* Country-by-country corporate reporting proposed
* Offshore credit default swap payments loophole hit
* Levin promises 2004 repatriation tax holiday study
By Kevin Drawbaugh
WASHINGTON, July 12 U.S. multinational
corporations would have to report financial results on a
country-by-country basis, potentially revealing much about
their offshore tax and accounting practices, under legislation
introduced in the Senate on Tuesday.
Saying that offshore tax abuses cost the government $100
billion a year in lost revenue, Democratic Senator Carl Levin
said his bill would additionally close a loophole that allows
credit default swap payments to escape taxation if sent from
the United States to persons offshore.
The outlook for the bill was not immediately clear.
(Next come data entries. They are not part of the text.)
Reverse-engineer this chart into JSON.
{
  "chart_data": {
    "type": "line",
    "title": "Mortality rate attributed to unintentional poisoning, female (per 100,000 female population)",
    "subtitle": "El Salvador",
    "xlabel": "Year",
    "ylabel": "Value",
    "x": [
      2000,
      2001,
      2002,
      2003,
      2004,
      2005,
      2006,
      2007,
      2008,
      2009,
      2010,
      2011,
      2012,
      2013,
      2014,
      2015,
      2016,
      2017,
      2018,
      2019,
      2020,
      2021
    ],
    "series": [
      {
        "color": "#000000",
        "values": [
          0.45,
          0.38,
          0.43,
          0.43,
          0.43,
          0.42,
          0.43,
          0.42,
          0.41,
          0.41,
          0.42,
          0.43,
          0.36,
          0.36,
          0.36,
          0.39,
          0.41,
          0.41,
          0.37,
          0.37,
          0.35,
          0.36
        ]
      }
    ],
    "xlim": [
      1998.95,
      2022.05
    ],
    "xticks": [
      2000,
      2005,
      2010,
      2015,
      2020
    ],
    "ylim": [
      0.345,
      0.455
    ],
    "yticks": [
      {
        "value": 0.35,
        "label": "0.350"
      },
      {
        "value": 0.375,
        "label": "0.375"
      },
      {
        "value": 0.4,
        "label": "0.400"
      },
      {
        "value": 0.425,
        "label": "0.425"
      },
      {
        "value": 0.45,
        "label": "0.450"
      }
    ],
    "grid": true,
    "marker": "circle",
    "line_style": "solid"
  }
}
Levin
wants it folded into a deficit reduction package this year and
Democrats have called for closing offshore tax loopholes to be
part of a deficit solution.
"All in all, it strikes me as a bit of a hodgepodge," said
Scott Michael, a lawyer at Caplin & Drysdale in Washington, who
was dismissive of the measure's chances of full passage.
Parts of similar bills offered in the past by Levin have
made it into law, such as measures to curb abusive foreign
trusts and close offshore dividend tax loopholes.
"People are sick and tired of tax dodgers using offshore
trickery and abusive tax shelters to avoid paying their fair
share," Levin said in a statement. His bill, one in a series he
has offered in recent years, has five Senate co-sponsors.
"This bill offers powerful new tools to combat offshore and
tax shelter abuses, raise revenues and eliminate incentives to
send U.S. profits and jobs offshore," he said.
LEVELING THE PLAYING FIELD
The Levin bill would treat credit default swap payments
sent offshore as taxable U.S. source income. It would end
multinationals' ability to consolidate global financial results
with little or no country-by-country detail.
It would let the U.S. Treasury secretary take action
against countries or financial institutions that impede U.S.
tax enforcement while making it easier for the Internal Revenue
Service to understand and control offshore entities.
Corporations managed and controlled mainly in the United
States would not be able to claim foreign status and would be
taxed as domestic corporations under the measure, while
penalties slapped on tax evasion promoters would be stiffened.
Representative Lloyd Doggett, a fellow Democrat who like
Levin has pushed for many years to check offshore tax abuses,
will introduce companion legislation in the House of
"This bill offers specific ways to not only raise revenue,
but also level the playing field for small businesses and fix a
broken tax system that facilitates job loss, crime and economic
devastation," said Nicole Tichon, executive director of Tax
Justice Network, a tax fairness activist group.
"Any discussion of fiscal responsibility cannot stop at our
shores," Tichon said.
Another provision of the bill would treat as taxable U.S.
dollars and other assets physically deposited in U.S. accounts
but presently allowed to have offshore status.
REPATRIATION REPORT PROMISED
The Senate Permanent Subcommittee on Investigations, which
Levin chairs, will soon release a report on the results of the
Bush administration's 2004 offshore profits repatriation tax
holiday, he said.
Bush allowed multinationals then to bring back into the
United States approximately $299 billion in foreign profits
that they had stored away overseas to avoid paying the
35-percent corporate income tax rate. Bush allowed the profits
to be repatriated at a tax rate of just 5.25 percent.
At the time, Bush said the holiday would help boost jobs,
but studies have suggested that corporations instead used most
of the money for stock buybacks and shareholder dividends.
U.S. multinationals today have about $1 trillion in
offshore profits packed away in foreign jurisdictions and want
another holiday to bring them home at a discounted tax rate.